The “51% attack” refers to the possibility of one party gaining a majority of the total cryptocurrency mining power. Those worried about a cryptocurrency hack fear that if this were to happen, then that majority party would have free reign to do whatever they wanted.
The Bitcoin network has never suffered a 51% attack, and the larger the network grows, the harder it becomes. Even so, the concern must be addressed. We first get the cryptocurrency facts and understand exactly what a 51% attacker can and cannot do. A successful 51% attacker has less power than most people think.
The Bitcoin white paper explains what could happen should one party gain a majority stake:
“… it does not throw the system open to arbitrary changes, such as creating value out of thin air or taking money that never belonged to the attacker. Nodes are not going to accept an invalid transaction as payment, and honest nodes will never accept a block containing them. An attacker can only try to change one of his own transactions to take back money he has recently spent.”
To “change history”, an attacker needs to overtake the ‘honest’ blockchain, to gain the trust of the rest of the network. In practice, this means the attacker would need to not only create a new block in the past, but keep adding them faster than the rest of the network to eventually become the longest chain. The further back the attacker goes, the more of a headstart the rest of the network has, making an attack exponentially more difficult.
There is also a clever piece of crypto mining game theory that reduces the incentives of a 51% attack. Returning to the Bitcoin white paper:
“If a greedy attacker is able to assemble more CPU power than all the honest nodes, he would have to choose between using it to defraud people by stealing back his payments, or using it to generate new coins.”
There you have it. The attacker would probably just be better off mining Bitcoin honestly instead of trying to cheat the network.

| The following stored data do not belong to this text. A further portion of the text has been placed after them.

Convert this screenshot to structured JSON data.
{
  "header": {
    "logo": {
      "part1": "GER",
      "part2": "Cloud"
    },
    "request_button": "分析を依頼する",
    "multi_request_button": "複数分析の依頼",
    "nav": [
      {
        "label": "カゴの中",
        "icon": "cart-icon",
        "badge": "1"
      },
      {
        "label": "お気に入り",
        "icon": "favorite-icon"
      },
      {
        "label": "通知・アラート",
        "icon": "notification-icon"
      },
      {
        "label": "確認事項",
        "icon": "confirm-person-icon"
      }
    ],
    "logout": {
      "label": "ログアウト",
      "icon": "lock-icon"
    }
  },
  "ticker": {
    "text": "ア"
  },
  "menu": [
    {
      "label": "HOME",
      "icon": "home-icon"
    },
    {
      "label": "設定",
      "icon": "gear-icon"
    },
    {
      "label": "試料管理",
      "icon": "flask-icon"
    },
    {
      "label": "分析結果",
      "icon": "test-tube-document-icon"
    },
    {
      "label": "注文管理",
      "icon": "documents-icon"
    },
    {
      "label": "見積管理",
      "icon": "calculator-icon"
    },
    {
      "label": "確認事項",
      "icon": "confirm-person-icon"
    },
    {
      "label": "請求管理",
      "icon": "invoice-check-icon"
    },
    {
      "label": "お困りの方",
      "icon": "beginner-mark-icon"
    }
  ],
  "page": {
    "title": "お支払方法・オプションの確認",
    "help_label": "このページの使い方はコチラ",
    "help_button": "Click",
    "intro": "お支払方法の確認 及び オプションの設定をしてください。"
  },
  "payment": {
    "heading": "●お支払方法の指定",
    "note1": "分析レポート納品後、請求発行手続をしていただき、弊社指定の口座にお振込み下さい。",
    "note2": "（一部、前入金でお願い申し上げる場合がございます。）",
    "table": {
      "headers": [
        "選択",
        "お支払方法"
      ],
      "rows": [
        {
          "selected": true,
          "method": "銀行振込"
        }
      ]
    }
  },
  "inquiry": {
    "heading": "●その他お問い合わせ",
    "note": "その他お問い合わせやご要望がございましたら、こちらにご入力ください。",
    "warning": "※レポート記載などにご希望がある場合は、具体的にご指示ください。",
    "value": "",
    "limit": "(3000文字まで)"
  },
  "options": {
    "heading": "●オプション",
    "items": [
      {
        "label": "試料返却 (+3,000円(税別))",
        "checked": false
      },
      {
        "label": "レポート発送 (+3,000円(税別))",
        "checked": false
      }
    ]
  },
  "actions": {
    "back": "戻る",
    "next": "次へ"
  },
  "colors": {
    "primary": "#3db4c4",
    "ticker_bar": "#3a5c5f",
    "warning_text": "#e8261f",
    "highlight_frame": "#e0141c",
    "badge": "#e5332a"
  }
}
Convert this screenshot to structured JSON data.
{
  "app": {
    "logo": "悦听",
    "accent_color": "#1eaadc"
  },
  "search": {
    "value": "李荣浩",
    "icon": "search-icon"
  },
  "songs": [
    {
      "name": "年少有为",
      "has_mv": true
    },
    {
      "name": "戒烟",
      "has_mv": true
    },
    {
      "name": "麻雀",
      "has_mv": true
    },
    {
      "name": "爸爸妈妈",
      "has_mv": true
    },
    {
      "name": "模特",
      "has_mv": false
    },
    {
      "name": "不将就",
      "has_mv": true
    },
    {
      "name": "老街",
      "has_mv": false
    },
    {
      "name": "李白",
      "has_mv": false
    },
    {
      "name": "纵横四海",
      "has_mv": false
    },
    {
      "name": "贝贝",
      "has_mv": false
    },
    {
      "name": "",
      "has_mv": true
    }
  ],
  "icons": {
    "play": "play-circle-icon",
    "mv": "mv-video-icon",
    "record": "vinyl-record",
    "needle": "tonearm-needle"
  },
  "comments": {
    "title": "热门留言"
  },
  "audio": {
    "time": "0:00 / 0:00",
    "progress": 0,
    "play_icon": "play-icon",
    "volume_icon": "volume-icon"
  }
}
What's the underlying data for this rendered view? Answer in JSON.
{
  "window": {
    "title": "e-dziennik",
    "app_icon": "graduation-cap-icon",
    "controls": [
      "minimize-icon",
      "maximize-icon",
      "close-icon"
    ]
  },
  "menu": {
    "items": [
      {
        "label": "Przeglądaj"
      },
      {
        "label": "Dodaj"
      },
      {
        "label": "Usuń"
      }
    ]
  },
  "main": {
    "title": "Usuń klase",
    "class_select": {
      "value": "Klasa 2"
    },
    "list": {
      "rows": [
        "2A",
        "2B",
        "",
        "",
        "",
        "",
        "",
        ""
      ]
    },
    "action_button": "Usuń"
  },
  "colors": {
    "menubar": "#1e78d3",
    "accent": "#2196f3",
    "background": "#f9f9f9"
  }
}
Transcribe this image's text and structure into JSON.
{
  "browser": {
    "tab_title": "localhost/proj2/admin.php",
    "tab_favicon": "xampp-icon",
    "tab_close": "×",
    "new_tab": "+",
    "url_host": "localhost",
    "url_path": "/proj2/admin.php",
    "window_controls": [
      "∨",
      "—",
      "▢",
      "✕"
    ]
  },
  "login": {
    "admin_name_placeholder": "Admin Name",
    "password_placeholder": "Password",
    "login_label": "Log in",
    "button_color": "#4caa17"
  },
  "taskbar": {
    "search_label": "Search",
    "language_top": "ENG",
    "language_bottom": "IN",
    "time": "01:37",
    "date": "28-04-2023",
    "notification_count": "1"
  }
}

Cryptocurrency Hack – Attackers Cracking The Code
Could someone “crack the code” of Bitcoin? The incentives are certainly there to carry out such a cryptocurrency hack, if it were possible.
“A honeypot is a system that is designed to attract hackers. What bigger honeypot could you have than a financial network that has [billions] on it? If you hack Bitcoin, there is [a reward of billions] for you finding a way to hack it. No-one has collected that reward yet, and it’s not because they haven’t been trying. They’ve been trying nonstop.”
One of the core strengths of Bitcoin is that it is open-source software. All the code is there for anyone to see. While it may appear that this makes the system less secure, in fact it allows anyone to point out the weaknesses and for the code to become stronger over time – it is far more robust than code developed in a closed system.
Brute Force Solving Private Keys
Anyone who has possession of the private key has control of the Bitcoin balance which it is associated with. One of the key principles of the cryptography that Bitcoin relies on is: a public key can easily be derived from a private key, but it is computationally infeasible to derive the private key from the public key.
With computers being as fast as they are, some people question whether this is really the case. Could a private key be back-solved through brute force? The answer is: No. Cannot be done. Not if all the computers in the world were working on the problem for the entire history of the universe.
A far greater concern for crypto security is not a cryptocurrency hack, but lack of custodial care over the private key – accidentally revealing it, or losing access to the cryptocurrency wallet that controls it. But this is a human problem, not a programming problem.